Hubertus Zdebel erklärt: „Der Verkauf der URENCO ist unverantwortlich. Nicht nur, dass er den Weiterbetrieb von gefährlichen Atommeilern befördert. Die Urananreicherungsanlagen von URENCO sind technisch auch in der Lage, atomwaffenfähiges Uran herzustellen. Wer Atomausstieg und Abrüstung will, muss diese Anlagen stilllegen und nicht meistbietend verscherbeln.

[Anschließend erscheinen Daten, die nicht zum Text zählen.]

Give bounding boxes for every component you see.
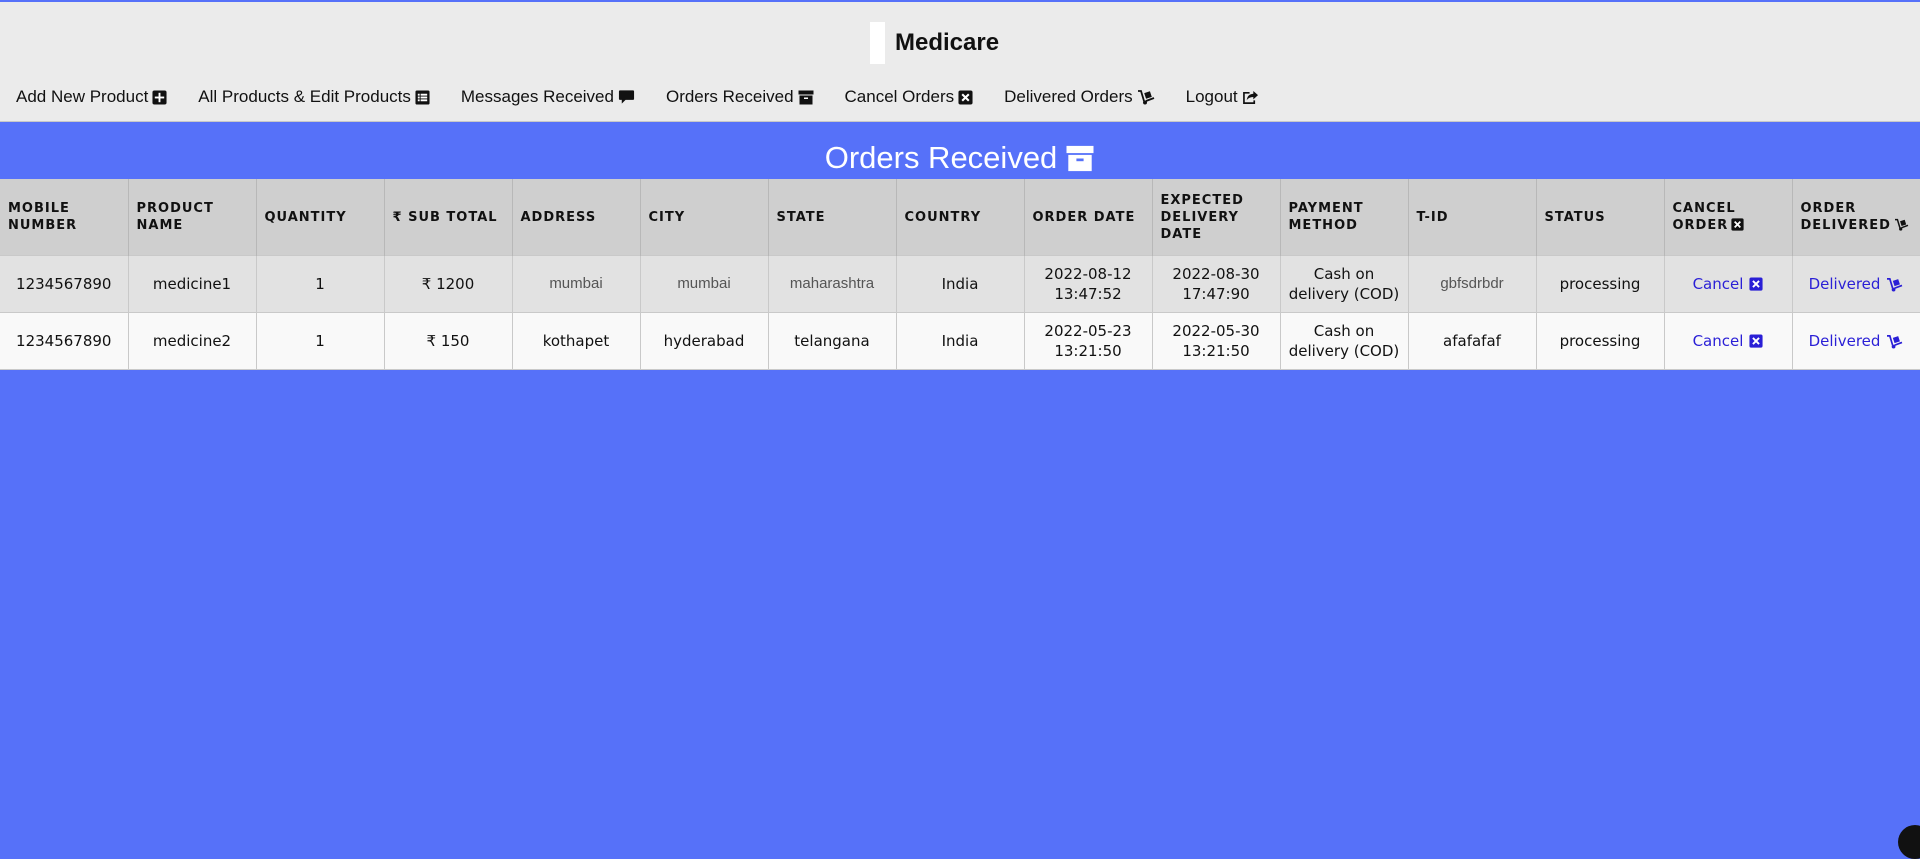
nav-label: Cancel Orders (844, 87, 955, 106)
cell-delivered: Delivered (1792, 312, 1920, 370)
cell-quantity: 1 (256, 255, 385, 313)
th-state: STATE (768, 179, 897, 256)
cell-order-date: 2022-08-12 13:47:52 (1024, 255, 1153, 313)
cell-mobile: 1234567890 (0, 312, 129, 370)
th-product-name: PRODUCT NAME (128, 179, 257, 256)
cell-product: medicine2 (128, 312, 257, 370)
th-country: COUNTRY (896, 179, 1025, 256)
nav-label: Messages Received (460, 87, 614, 106)
page-title-text: Orders Received (824, 140, 1058, 175)
dolly-icon (1887, 277, 1903, 292)
nav-delivered-orders[interactable]: Delivered Orders (1004, 87, 1155, 107)
cell-city: hyderabad (640, 312, 769, 370)
brand-name: Medicare (895, 29, 1000, 56)
rupee-icon: ₹ (392, 209, 403, 225)
cell-quantity: 1 (256, 312, 385, 370)
brand-logo (870, 22, 885, 64)
th-address: ADDRESS (512, 179, 641, 256)
cell-product: medicine1 (128, 255, 257, 313)
cell-state: telangana (768, 312, 897, 370)
th-order-date: ORDER DATE (1024, 179, 1153, 256)
cell-expected-date: 2022-08-30 17:47:90 (1152, 255, 1281, 313)
cell-country: India (896, 312, 1025, 370)
th-status: STATUS (1536, 179, 1665, 256)
x-square-icon (1749, 277, 1763, 291)
th-sub-total: ₹ SUB TOTAL (384, 179, 513, 256)
comment-icon (618, 90, 635, 104)
orders-table: MOBILE NUMBER PRODUCT NAME QUANTITY ₹ SUB … (0, 179, 1920, 370)
plus-square-icon (152, 89, 167, 105)
brand[interactable]: Medicare (870, 22, 999, 64)
share-icon (1242, 90, 1258, 104)
nav-cancel-orders[interactable]: Cancel Orders (845, 87, 974, 107)
dolly-icon (1894, 218, 1909, 231)
page-title-row: Orders Received (0, 140, 1920, 176)
cell-country: India (896, 255, 1025, 313)
cell-mobile: 1234567890 (0, 255, 129, 313)
table-header-row: MOBILE NUMBER PRODUCT NAME QUANTITY ₹ SUB … (0, 179, 1920, 256)
cell-cancel: Cancel (1664, 312, 1793, 370)
cell-status: processing (1536, 255, 1665, 313)
th-city: CITY (640, 179, 769, 256)
nav-orders-received[interactable]: Orders Received (666, 87, 814, 107)
th-quantity: QUANTITY (256, 179, 385, 256)
cell-address: mumbai (512, 255, 641, 313)
dolly-icon (1887, 334, 1903, 349)
cell-tid: afafafaf (1408, 312, 1537, 370)
x-square-icon (1749, 334, 1763, 348)
page-title: Orders Received (825, 140, 1096, 176)
nav-add-new-product[interactable]: Add New Product (16, 87, 167, 107)
th-order-delivered: ORDER DELIVERED (1792, 179, 1920, 256)
cell-expected-date: 2022-05-30 13:21:50 (1152, 312, 1281, 370)
corner-widget (1898, 825, 1920, 859)
x-square-icon (1731, 218, 1744, 231)
cell-cancel: Cancel (1664, 255, 1793, 313)
cell-delivered: Delivered (1792, 255, 1920, 313)
cell-city: mumbai (640, 255, 769, 313)
top-header: Medicare Add New Product All Products & … (0, 2, 1920, 122)
th-payment-method: PAYMENT METHOD (1280, 179, 1409, 256)
nav-label: Orders Received (665, 87, 794, 106)
archive-icon (1066, 145, 1094, 171)
x-square-icon (958, 89, 973, 105)
nav-all-products[interactable]: All Products & Edit Products (198, 87, 430, 107)
rupee-icon: ₹ (421, 275, 432, 293)
th-mobile-number: MOBILE NUMBER (0, 179, 129, 256)
th-cancel-order: CANCEL ORDER (1664, 179, 1793, 256)
cell-payment-method: Cash on delivery (COD) (1280, 312, 1409, 370)
nav-label: Add New Product (16, 87, 149, 106)
cell-subtotal: ₹ 150 (384, 312, 513, 370)
dolly-icon (1137, 90, 1154, 105)
nav-label: All Products & Edit Products (198, 87, 411, 106)
table-row: 1234567890 medicine1 1 ₹ 1200 mumbai mum… (0, 255, 1920, 313)
mark-delivered-link[interactable]: Delivered (1809, 274, 1904, 294)
th-tid: T-ID (1408, 179, 1537, 256)
cell-state: maharashtra (768, 255, 897, 313)
nav-label: Logout (1185, 87, 1238, 106)
cell-address: kothapet (512, 312, 641, 370)
cancel-order-link[interactable]: Cancel (1693, 274, 1764, 294)
archive-icon (798, 90, 814, 104)
th-expected-delivery-date: EXPECTED DELIVERY DATE (1152, 179, 1281, 256)
cell-payment-method: Cash on delivery (COD) (1280, 255, 1409, 313)
cancel-order-link[interactable]: Cancel (1693, 331, 1764, 351)
cell-subtotal: ₹ 1200 (384, 255, 513, 313)
cell-tid: gbfsdrbdr (1408, 255, 1537, 313)
nav-messages-received[interactable]: Messages Received (461, 87, 635, 107)
cell-order-date: 2022-05-23 13:21:50 (1024, 312, 1153, 370)
cell-status: processing (1536, 312, 1665, 370)
table-row: 1234567890 medicine2 1 ₹ 150 kothapet hy… (0, 312, 1920, 370)
main-nav: Add New Product All Products & Edit Prod… (16, 85, 1290, 109)
rupee-icon: ₹ (426, 332, 437, 350)
list-icon (415, 89, 430, 105)
nav-logout[interactable]: Logout (1186, 87, 1259, 107)
mark-delivered-link[interactable]: Delivered (1809, 331, 1904, 351)
nav-label: Delivered Orders (1004, 87, 1133, 106)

URENCO selbst erklärt auf seiner Homepage, dass es bislang keine Gespräche zwischen dem Unternehmen und der japanischen Regierung in dieser Frage gäbe. Das aber hat der Bericht von Asian.Nikkei gar nicht behauptet. Insofern besteht weiterhin dringender Aufklärungsbedarf durch die Bundesregierung.“

Mehr über URENCO und den geplanten Verlauf:

URENCO versorgt über den Weltmarkt rund ein Drittel der Atomkraftwerke mit angereichertem Uran zur Herstellung von Brennelementen. Die je zu einem Drittel im Besitz von Großbritannien, den Niederlanden und den beiden deutschen Konzernen E.on und RWE gehörende URENCO betreibt entsprechende Anlagen in Gronau (BRD), Almelo (NL), Capenhurst (GB) und in den USA. Die Gronauer Anlage der URENCO ist vom bundesdeutschen Atomausstieg bis heute ausgenommen und steht in der Kritik, weil sie selbst für die maroden Atommeiler in Belgien (Tihange, Doel) Brennstoff liefert.

Die japanische Regierung, die nach dem Fukushima-Desaster mit aller Macht daran arbeitet, die dortigen Atommeiler wieder in Betrieb zu nehmen, will mit einem Kauf der URENCO offenbar auch erreichen, dass vor allem der russische Weltmarktführer Tenex (Rosatom) nicht weiter an Einfluss bei der Brennstoffversorgung für Atomkraftwerke erhält. Für die USA geht es außerdem darum, Zugriff auf die Urananreicherungstechnologie zu bekommen, nachdem die letzte vorhandene Anlage, die Paducah Gaseous Diffusion Plant, im Jahr 2013 aus wirtschaftlichen Gründen stillgelegt wurde. Seitdem verfügten die USA über keine eigene Urananreicherungsmöglichkeiten mehr.

Ohne eigene Urananreicherungsanlagen kommen die USA inzwischen derart unter Druck, dass sie mittelfristig nicht mal mehr ausreichend Uran zur Verfügung hat, um das dringend benötigte Tritium für sein Atomwaffenprogramm in ausreichender Menge herstellen zu können. Um das künftig zu gewährleisten, hat sie über den AKW-Betreiber TVO jüngst Lieferverträge mit der URENCO vereinbart, obwohl diese nur für friedliche Zwecke Uran liefern dürfte. Ab 2020 soll URENCO Uran für insgesamt bis zu vier US-Reaktoren liefern, in denen das Atomwaffen-Tritium hergestellt wird.

Seit Jahren machen die Atomkonzerne E.on und RWE sowie die britische Regierung druck, um die URENCO zu verkaufen. Die deutschen Konzerne würden das sogar über einen Börsenverkauf abwickeln wollen, um möglichst hohe Verkaufserlöse daraus zu erzielen.

Die bisherige Bundesregierung aus CDU/CSU und SPD hat sich in den vergangenen Jahren immer wieder geweigert, die bundesdeutsche Uranfabrik der URENCO in Gronau in den Atomausstieg in Deutschland einzubeziehen (ebenso wie die Uranfabrik in Lingen).

Erst als Reaktion auf den massiven Protest, dass die deutschen Uranfabriken selbst so marode Atomreaktoren in Grenznähe wie in Belgien (Doel, Tihange) oder Frankreich (Cattenom, Fessenheim) beliefern, sorgte dafür, dass das Bundesumweltministerium unter der Ministerin Barbara Hendricks im Dezember 2017 endlich Gutachten veröffentlichte, die die Möglichkeiten einer atomrechtlichen Stilllegung von Gronau und Lingen darlegen. Konkrete Maßnahmen aber sind immer noch nicht erfolgt.